Tuesday, April 08, 2008

The KAR Debate Series -- Teh 4mer Mayer vs. Flash teh Moderat

LEARNEDFOOT: Welcome ladies and gentlemen to this latest installment of the KAR Debate Series. Founded in 2006, the KAR Debate Series was created to provide a forum in which the general public can join us in making fun of people. I am your moderator, LearnedFoot.

Today's topic will be a general discussion of current events. Our debaters are two local blogging stars: The former Mayor of the MOB, Andy Aplinkowski who will be facing off against self-proclaimed moderate and math expert Flash.

We will begin with Mr. Aplinkowski.

ANDY: Shute.

LF: Today, the Minnesota Monoitor reports that local defense firm and weapon-maker ATK sold a lot of bullets to the U.S. Military. How lame is that as a "news" story?

ANDY: Io dint c taht storee, butt eye do no taht teh accountents dere are teh HOTT!

LF: Flash, you have one minute for rebuttal.

FLASH: It amayzez mee taht far-rite nuttjobes lik Andee, hoo cant even strin too sentenzz twogeter gett sew up in armz overy a phew upstranding citisen jernalists who gett paid a few penies.

ANDY: Blow itt oot yore as budy!

LF: That's enough Mr. Aplinkowski. Please only speak when it's your turn.
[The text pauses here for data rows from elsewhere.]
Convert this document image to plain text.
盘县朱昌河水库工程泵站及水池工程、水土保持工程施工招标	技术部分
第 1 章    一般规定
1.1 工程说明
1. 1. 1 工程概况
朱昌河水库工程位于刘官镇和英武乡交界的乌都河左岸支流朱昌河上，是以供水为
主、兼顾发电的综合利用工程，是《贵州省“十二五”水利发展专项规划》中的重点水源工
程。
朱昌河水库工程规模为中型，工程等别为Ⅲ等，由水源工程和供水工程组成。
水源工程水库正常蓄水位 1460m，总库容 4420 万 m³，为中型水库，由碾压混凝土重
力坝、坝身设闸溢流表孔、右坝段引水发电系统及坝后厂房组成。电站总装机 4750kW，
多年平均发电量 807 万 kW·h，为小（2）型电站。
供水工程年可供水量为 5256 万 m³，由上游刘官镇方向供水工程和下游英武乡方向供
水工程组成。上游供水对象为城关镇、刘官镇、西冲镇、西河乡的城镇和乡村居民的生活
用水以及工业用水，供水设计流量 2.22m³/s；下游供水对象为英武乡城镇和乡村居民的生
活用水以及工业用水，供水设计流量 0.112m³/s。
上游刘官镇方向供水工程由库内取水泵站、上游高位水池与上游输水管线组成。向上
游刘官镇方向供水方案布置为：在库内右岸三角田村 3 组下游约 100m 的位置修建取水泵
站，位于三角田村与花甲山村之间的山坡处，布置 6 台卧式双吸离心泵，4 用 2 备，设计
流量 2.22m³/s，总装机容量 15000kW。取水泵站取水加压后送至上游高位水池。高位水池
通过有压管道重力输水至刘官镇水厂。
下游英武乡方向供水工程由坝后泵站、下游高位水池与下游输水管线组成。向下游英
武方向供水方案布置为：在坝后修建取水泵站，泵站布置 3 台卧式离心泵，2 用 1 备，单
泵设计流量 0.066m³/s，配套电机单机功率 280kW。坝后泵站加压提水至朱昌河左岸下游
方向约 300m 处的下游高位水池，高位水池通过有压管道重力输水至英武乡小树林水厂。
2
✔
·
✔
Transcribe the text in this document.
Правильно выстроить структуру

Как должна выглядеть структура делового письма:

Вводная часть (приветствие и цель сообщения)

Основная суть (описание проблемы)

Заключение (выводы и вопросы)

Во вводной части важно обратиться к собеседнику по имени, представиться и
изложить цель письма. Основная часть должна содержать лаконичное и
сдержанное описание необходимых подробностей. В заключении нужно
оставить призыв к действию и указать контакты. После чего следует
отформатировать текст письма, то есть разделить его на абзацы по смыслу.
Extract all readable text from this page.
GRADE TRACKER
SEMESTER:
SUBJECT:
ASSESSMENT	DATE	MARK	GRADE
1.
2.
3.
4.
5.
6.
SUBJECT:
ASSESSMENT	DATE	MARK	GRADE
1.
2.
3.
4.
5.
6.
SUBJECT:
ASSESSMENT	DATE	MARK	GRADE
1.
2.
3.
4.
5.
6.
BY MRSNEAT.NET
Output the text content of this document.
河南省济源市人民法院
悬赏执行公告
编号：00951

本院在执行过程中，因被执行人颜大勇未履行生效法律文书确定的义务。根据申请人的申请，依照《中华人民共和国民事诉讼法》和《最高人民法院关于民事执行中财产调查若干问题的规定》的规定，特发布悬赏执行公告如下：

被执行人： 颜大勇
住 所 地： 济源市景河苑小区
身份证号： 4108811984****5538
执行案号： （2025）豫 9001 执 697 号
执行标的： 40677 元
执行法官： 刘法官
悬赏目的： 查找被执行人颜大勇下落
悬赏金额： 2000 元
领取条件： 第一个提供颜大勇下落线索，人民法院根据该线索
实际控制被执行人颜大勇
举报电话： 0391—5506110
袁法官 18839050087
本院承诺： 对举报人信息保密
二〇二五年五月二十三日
Our next question is for Flash: what is the square root of 69?

FLASH: I wood espekt a far rite winger suc adze yerself too have truble wif maht. Yoo kep marjanlisimng yerselfs with yer radilcal standses on ishoo like lower tackses. Ahm hapee two pa mor four a bettar Minasoda, butt yoo winnuts tink taht paying ofer a tird off yore inkome in tacksez is to much. Jus keep on marjenalisin yoreselfs you far rite wing maht impared wingnutses!

LF: Time is up? One minute for rebuttal Mr. Mayor.

ANDY: Er, ate-somthing?

LF: That is correct!

ANDY: Yay!

LF: And you also get this next question: The subprime mortgage crisis has had a rippling effect throughout our ecomomy and threatens to drag this nation into -

FLASH: (Interrupting) ECONOMIC HELLLLLLLLLLLLLLLLL!!!!!!!!!!

LF: (Ignoring) - recession. If you had complete control to do anything that would avoid or limit the negative effects of a recession, what would you do?

ANDY: Wel, ferst flavenyoshki like r toit du joonet goo; tehn haartyu i Loorty poo jakl beev toor aness tuke koolyoert beningle. Baningle too frew huting keggle -Hah ha ah ah ha! Joonrew delonger teh ko loufey noob. Shizzle!

LF: One minute for rebuttal, Flash.

FLASH: HELLLLLLLL!!! WE'RE IN ECONOMIC HELLLL!!!!! WERE DUMED!!!!!!!!! TEH GOP HAZ DRIVED US INTWO TEH TOYLETTE!!!!!!!!! A FEW PENIES!!!! YOO DRINK COOLADE!!!!!!! IM INDEPENDINT!!!!! SCAIFENET!!!!! YEEEEEEARRRRRRGHHHH!!!!!

LF: And... time.

Now the debaters will have two minutes to give their closing arguments. No - strike that. Pursuant to a last minute rule change I just made, the debaters will be given 2 seconds for their closing arguments. Flash, you're on the clock.

FLASH: Centwist!

LF: Time! Mr. Aplinkowski?

ANDY: *snork*

LF: And that concludes today's debate. While we weren't able to find common ground on much, we were at lest able to put the word "shizzle" in Mr. Aplinkowski's mouth. We'll call it a draw.